Three days prior to this metro appearance staged by the Washington Post, Bell filled Boston’s Symphony Hall, where just fairly good tickets went for $100 a seat. Two weeks after the experiment he played for a standing-room-only audience in Bethesda, Maryland. Joshua Bell’s talents can command $1,000 a minute. That day in the subway station, he barely earned enough to buy a cheap pair of shoes.
You can’t fault the instrument. He played a Stradivarius built in the golden period of Stradivari’s career. It’s worth $3.5 million. You can’t fault the music. Bell successfully played a piece from Johann Sebastian Bach that Bell called “one of the greatest achievements of any man in history.”
But scarcely anyone noticed. No one expected majesty in such a context. Shoeshine stand to one side, kiosk to the other. People buying magazines, newspapers, chocolate bars, and lotto tickets. And who had time? This was a workday. This was the Washington workforce. Government workers mainly, on their way to budget meetings and management sessio
ns. Who had time to notice beauty in the midst of busyness? Most did not.1
Most of us will someday realize that we didn’t either. From the perspective of heaven we’ll look back on these days—these busy, cluttered days—and realize, That was Jesus playing the violin. That was Jesus wearing the ragged clothes. That was Jesus in the orphanage . . . in the jail . . . in the cardboard shanty.

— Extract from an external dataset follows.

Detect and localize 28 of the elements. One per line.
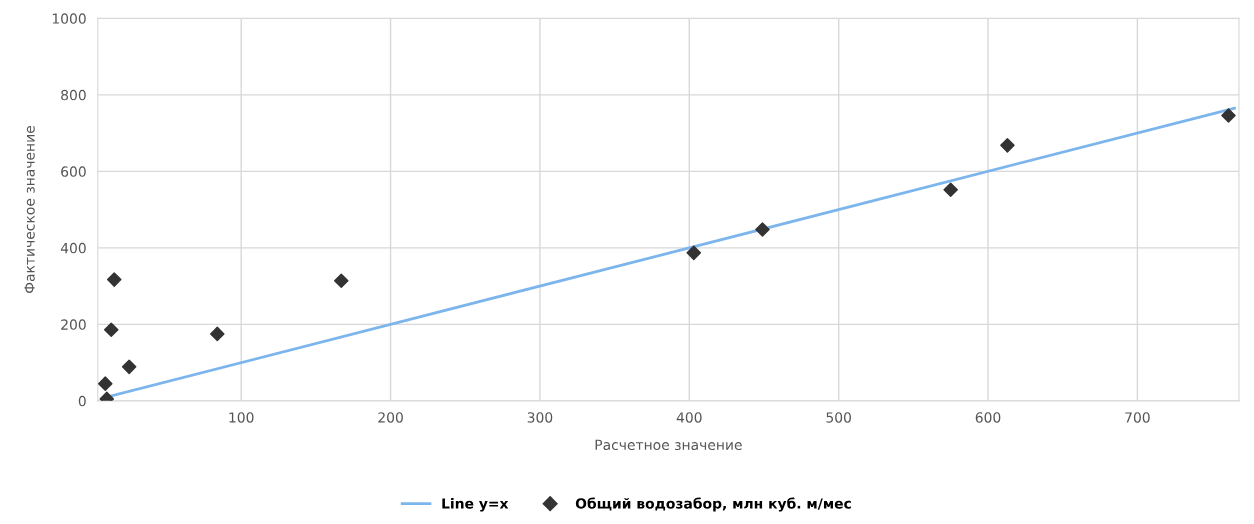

The person needing my help was Jesus.
There are many reasons to help people in need.
“Benevolence is good for the world.”
“We all float on the same ocean. When the tide rises, it benefits everyone.”
“To deliver someone from poverty is to unleash that person’s potential as a researcher, educator, or doctor.”
“As we reduce poverty and disease, we reduce war and atrocities. Healthy, happy people don’t hurt each other.”
Compassion has a dozen advocates.
But for the Christian none is higher than this: when we love those in need, we are loving Jesus. It is a mystery beyond science, a truth beyond statistics. But it is a message that Jesus made crystal clear: when we love them, we love him.
This is the theme of his final sermon. The message he saved until last. He must want this point imprinted on our consciences. He depicted the final judgment scene. The last day, the great Day of Judgment. On that day Jesus will issue an irresistible command. All will come. From sunken ships and forgotten cemeteries, they will come. From royal tombs and grassy battlefields, they will come. From Abel, the first to die, to the person being buried at the moment Jesus calls, every human in history will be present.
All the angels will be present. The whole heavenly universe will witness the event. A staggering denouement. Jesus at some point will “separate them one from another, as a shepherd divides his sheep from the goats” (Matt. 25:32 NKJV). Shepherds do this. They walk among the flock and, one by one, with the use of a staff direct goats in one direction and sheep in the other.